Summer means power outages. That can mean a data center outage; but it shouldn’t. All businesses should have appropriate disaster recovery plans to keep them functioning through power outages and other incidents that take down systems.
A disaster recovery plan includes the steps needed to bring information systems back online, but it isn’t just a copy of the daily runbook. The plan needs to document:
- Inventory of systems affected. Both hardware and software resources should be identified.
- Risk assessment and prioritization. Some systems can have downtime without major impact on the business; others serve critical business functions and need minimal downtime. Analysis should rate each system’s level of risk and its importance to the business.
- Recovery objectives. “As soon as possible” is not specific enough guidance for the IT team. In order to appropriately design a recovery procedure, the business should define a recovery time objective (RTO) and recovery point objective (RPO) for each application. These numbers tell the IT team how long an application can be down and how much data the business can afford to lose. With those numbers in mind, the technology team can implement high availability and backup solutions appropriate to the business needs. Without those numbers, IT has no choice but to overspend and provide high availability to all applications or underspend and fail to provide applications the support they need.

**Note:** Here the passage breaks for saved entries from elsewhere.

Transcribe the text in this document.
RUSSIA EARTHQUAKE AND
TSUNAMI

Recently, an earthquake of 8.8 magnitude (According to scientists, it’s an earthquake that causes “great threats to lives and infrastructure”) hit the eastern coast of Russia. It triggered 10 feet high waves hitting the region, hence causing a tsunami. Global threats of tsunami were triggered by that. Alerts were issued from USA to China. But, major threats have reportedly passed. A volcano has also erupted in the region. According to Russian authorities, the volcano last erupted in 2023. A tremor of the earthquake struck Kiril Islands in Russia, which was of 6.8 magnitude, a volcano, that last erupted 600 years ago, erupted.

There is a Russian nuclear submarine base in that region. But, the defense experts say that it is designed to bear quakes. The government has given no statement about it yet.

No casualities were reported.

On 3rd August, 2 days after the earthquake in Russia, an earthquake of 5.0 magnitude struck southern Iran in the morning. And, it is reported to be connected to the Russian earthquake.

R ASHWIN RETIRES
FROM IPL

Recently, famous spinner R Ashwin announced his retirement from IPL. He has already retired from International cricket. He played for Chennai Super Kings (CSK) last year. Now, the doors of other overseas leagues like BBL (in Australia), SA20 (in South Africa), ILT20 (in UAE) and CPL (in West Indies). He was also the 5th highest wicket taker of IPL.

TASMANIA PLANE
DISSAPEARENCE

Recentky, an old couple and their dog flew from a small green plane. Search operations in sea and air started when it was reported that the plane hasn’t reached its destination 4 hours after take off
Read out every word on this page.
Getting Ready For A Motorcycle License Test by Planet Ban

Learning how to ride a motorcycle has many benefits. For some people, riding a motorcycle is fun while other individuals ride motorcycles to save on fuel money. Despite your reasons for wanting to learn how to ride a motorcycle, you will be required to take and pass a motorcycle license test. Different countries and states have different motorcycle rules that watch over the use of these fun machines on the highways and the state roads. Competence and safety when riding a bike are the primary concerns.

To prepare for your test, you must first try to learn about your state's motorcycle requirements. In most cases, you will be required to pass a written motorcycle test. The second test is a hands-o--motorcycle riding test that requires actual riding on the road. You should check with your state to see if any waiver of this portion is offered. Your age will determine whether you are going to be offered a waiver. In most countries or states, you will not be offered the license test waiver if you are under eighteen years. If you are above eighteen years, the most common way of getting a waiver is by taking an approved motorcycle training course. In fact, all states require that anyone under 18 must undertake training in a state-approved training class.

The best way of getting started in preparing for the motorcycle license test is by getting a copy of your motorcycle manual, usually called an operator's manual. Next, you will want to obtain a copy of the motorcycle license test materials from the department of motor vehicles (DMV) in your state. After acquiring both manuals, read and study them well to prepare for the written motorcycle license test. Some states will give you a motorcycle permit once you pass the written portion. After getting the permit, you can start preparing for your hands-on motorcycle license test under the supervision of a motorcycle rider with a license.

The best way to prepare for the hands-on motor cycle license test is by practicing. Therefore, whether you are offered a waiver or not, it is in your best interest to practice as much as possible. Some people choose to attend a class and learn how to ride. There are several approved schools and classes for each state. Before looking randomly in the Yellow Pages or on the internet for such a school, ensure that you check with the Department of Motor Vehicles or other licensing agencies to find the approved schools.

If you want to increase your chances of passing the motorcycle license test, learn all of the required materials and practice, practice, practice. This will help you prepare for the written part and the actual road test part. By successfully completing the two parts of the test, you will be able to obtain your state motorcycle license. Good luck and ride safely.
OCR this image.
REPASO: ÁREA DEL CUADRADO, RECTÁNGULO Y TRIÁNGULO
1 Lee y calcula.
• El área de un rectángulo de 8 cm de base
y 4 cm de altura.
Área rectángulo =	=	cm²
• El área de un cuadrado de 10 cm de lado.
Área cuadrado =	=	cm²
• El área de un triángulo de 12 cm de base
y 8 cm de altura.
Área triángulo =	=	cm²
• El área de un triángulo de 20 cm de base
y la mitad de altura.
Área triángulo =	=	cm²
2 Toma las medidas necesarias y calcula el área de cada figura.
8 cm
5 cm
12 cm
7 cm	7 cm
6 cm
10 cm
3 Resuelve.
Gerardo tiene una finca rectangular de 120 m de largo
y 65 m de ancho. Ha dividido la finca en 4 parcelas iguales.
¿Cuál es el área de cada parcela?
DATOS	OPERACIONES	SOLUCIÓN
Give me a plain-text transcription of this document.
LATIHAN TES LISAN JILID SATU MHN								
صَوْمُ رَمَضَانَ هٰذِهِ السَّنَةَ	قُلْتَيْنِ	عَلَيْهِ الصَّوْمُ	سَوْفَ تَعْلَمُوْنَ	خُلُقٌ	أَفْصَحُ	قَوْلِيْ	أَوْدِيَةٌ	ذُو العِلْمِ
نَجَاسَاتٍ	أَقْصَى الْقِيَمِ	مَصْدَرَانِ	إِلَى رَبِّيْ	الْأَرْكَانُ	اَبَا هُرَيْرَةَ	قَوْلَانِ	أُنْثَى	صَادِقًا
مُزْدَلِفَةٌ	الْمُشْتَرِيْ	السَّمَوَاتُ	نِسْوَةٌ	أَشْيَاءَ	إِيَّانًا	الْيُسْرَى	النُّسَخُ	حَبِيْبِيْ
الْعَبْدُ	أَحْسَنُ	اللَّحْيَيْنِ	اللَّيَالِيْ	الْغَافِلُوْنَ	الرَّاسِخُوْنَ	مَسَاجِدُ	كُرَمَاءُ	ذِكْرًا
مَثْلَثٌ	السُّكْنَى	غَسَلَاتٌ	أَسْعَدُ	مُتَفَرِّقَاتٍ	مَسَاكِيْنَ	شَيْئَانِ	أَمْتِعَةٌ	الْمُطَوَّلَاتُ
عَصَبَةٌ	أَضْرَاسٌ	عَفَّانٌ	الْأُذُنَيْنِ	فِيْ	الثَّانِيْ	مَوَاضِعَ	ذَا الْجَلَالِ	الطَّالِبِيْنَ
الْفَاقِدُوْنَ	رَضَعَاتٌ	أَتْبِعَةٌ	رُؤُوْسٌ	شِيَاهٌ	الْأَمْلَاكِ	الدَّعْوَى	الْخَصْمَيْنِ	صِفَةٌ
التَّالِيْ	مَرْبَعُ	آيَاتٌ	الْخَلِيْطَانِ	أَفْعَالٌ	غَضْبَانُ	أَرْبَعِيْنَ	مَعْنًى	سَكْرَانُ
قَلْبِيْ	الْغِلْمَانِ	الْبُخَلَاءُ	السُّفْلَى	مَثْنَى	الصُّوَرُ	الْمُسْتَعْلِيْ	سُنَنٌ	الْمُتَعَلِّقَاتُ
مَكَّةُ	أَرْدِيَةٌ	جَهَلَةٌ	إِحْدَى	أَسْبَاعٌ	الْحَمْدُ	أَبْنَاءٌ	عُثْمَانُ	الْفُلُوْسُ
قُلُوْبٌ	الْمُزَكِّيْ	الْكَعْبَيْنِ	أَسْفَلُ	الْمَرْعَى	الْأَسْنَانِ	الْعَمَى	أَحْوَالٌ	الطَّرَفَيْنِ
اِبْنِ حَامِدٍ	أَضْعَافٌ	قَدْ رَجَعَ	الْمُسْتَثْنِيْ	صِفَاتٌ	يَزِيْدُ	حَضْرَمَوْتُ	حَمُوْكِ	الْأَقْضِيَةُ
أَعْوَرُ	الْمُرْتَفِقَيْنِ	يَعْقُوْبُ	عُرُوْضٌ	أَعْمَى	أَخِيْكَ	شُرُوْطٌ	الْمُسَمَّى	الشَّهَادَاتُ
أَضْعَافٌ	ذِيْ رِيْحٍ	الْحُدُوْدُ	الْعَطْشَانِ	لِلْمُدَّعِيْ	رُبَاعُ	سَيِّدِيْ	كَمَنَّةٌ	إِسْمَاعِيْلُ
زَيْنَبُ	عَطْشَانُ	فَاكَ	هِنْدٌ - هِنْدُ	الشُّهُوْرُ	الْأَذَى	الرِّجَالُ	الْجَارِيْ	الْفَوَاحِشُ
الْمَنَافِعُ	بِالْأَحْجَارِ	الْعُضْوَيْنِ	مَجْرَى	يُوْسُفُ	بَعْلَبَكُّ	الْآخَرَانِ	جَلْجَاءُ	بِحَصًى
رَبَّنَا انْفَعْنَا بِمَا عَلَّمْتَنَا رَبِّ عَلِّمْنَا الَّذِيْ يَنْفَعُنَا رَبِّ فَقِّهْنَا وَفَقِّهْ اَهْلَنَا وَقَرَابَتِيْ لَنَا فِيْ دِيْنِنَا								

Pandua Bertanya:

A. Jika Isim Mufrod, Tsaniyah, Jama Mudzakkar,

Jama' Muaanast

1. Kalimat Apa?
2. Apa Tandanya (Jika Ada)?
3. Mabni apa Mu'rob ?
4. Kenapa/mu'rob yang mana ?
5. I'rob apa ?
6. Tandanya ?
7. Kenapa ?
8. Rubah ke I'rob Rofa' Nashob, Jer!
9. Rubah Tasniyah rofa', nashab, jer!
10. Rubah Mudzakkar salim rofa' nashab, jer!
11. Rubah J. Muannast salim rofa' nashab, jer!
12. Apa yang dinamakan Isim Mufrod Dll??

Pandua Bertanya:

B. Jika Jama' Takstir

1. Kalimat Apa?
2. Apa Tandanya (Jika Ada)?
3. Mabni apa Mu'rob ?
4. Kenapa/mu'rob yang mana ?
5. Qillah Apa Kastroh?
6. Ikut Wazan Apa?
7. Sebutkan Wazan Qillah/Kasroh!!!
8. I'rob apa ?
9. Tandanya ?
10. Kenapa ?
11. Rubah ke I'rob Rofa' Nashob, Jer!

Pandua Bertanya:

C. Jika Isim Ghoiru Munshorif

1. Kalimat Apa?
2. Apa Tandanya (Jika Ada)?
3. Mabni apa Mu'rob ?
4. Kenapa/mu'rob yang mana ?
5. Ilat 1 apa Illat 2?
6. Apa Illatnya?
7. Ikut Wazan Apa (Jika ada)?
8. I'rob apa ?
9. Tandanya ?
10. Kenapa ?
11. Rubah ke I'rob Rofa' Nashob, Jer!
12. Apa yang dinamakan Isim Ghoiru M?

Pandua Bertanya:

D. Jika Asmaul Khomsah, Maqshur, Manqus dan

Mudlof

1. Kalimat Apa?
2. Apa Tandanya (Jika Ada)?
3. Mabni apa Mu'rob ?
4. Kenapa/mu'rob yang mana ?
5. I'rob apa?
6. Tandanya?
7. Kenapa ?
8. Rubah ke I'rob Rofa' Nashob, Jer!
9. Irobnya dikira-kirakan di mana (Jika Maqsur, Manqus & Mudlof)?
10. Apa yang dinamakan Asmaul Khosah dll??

- Recovery procedures. Because teams shouldn’t need to scramble to figure out what to do in the middle of a crisis, the plan should include specific details of the recovery process. It’s particularly vital to include dependencies to ensure systems are brought up in the appropriate sequence. Also critical is documenting the process to check out the restored servers and verify that they’re up and operational with the correct data.
- Recovery personnel. Include a list of key contacts and their backups. Also document responsibilities, including who has the all-important authority to invoke the recovery plan.
- Fallback process. Recovery may include bringing systems up at another location; eventually, they need to be restored to the normal production servers. In many ways, this process is the same as the recovery process, just to a different set of machines, but any special considerations should be noted.
- Impacts on business processes. It’s possible that some recovery procedures will change the way the business needs to perform certain operations. For instance, you may opt not to have secondary servers for a low-priority process and to switch to a manual process in case of failure.
Once the recovery plan is developed, it needs to be tested to ensure that it works. It’s surprising how easy it is to leave important systems and important steps out of the plan! Only testing can provide the reassurance that the plan will be effective. Tests can be as simple as a tabletop read-through, but full-scale disaster simulations that execute the documented processes are the most robust way to test a disaster recovery plan.
Finally, the plan needs to be kept up to date to reflect changes in IT resources and business processes. It’s a good idea to update the plan as part of your change management process whenever a new system or device is deployed in production. Annual reviews, coordinated with an annual test, are also effective.